Tunisie : Réservations en ligne, Amadeus fait peau neuve

amdeus-tn.jpgAmadeus, un nom magique et un peu enchanteur, pour ceux qui ne le savent pas, est une SSII qui gère une énorme machinerie, à savoir la plateforme de cette gigantesque mécanique de la réservation et des ventes en ligne de billets d’avion, bateaux, de séjours en hôtels et même de location de voitures. A l’heure actuelle, Amadeus met sur pied un nouveau moteur de recherche, on va dire de nouvelle génération.

Une plateforme et quel business !

La société Amadeus est une émanation de Tunisair, elle existe depuis 1999 et exerce en partenership avec le network mondial d’Amadeus international. Par conséquent, elle gère un énorme business entre les compagnies et les agences de voyage en mode B to B. Mais elle permet aussi aux clients d’être en B to C avec les compagnies de transport et les hôteliers ainsi que les sociétés de location de voitures.

Ce qu’on ne sait pas c’est qu’entre les réservations et les confirmations s’interposent trop souvent des reports, des modifications et parfois des annulations. Alors, pour mettre cela en musique, il faut beaucoup de technologies. Certaines des applications en usage dans le réseau Amadeus sont devenues «techniquement» obsolètes. Leur reconfiguration est actuellement au point et à l’occasion de leur entrée en service, Amadeus a réuni les opérateurs en agences pour un module de training de deux jours dans la capitale.

Finis les casse-têtes

De même que le reconnaissaient les concepteurs d’Amadeus, la plupart des applications et notamment celles concernant les résa par bateaux remontaient aux origines des protocoles informatiques tel le Cobol, et étaient adaptées sur des machines aux standards limités. Au final dira le représentant de la Compagnie Tunisienne de Navigation, on avait des outils complexes, risqués et jamais totalement performants par rapport aux requêtes des clients.
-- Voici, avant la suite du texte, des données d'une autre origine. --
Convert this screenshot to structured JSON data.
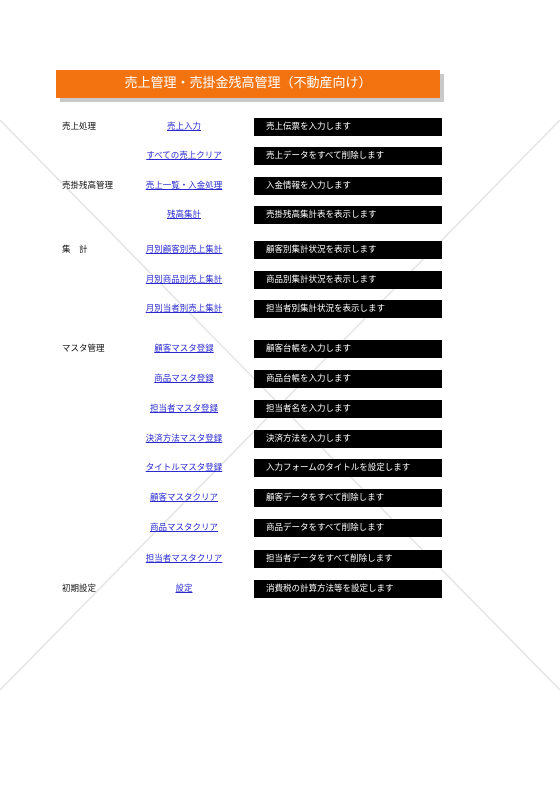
{
  "title": "売上管理・売掛金残高管理（不動産向け）",
  "sections": [
    {
      "label": "売上処理"
    },
    {
      "label": "売掛残高管理"
    },
    {
      "label": "集　計"
    },
    {
      "label": "マスタ管理"
    },
    {
      "label": "初期設定"
    }
  ],
  "menu": [
    {
      "link": "売上入力",
      "desc": "売上伝票を入力します"
    },
    {
      "link": "すべての売上クリア",
      "desc": "売上データをすべて削除します"
    },
    {
      "link": "売上一覧・入金処理",
      "desc": "入金情報を入力します"
    },
    {
      "link": "残高集計",
      "desc": "売掛残高集計表を表示します"
    },
    {
      "link": "月別顧客別売上集計",
      "desc": "顧客別集計状況を表示します"
    },
    {
      "link": "月別商品別売上集計",
      "desc": "商品別集計状況を表示します"
    },
    {
      "link": "月別当者別売上集計",
      "desc": "担当者別集計状況を表示します"
    },
    {
      "link": "顧客マスタ登録",
      "desc": "顧客台帳を入力します"
    },
    {
      "link": "商品マスタ登録",
      "desc": "商品台帳を入力します"
    },
    {
      "link": "担当者マスタ登録",
      "desc": "担当者名を入力します"
    },
    {
      "link": "決済方法マスタ登録",
      "desc": "決済方法を入力します"
    },
    {
      "link": "タイトルマスタ登録",
      "desc": "入力フォームのタイトルを設定します"
    },
    {
      "link": "顧客マスタクリア",
      "desc": "顧客データをすべて削除します"
    },
    {
      "link": "商品マスタクリア",
      "desc": "商品データをすべて削除します"
    },
    {
      "link": "担当者マスタクリア",
      "desc": "担当者データをすべて削除します"
    },
    {
      "link": "設定",
      "desc": "消費税の計算方法等を設定します"
    }
  ],
  "colors": {
    "title_bg": "#f27310",
    "link": "#2a2ad0",
    "desc_bg": "#000000"
  }
}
Or le but des voyagistes en général est de satisfaire le client en toutes circonstances en lui permettant des aisances de choix de modification et de report extrêmes. Et le responsable commercial de la CTN de relater un exemple simple d’une famille de quatre personnes qui projettent de traverser la Méditerranée avec une voiture de tourisme et qui reporte sa date de départ et avance sa date de retour, prend une cinquième personne et du coup décide d’emmener une voiture commerciale qui n’a plus les mêmes mensurations. C’est ce genre de données qu’il faut pouvoir gérer instantanément qui fait que les applications doivent être simples rapides et permettre un pricing évolué.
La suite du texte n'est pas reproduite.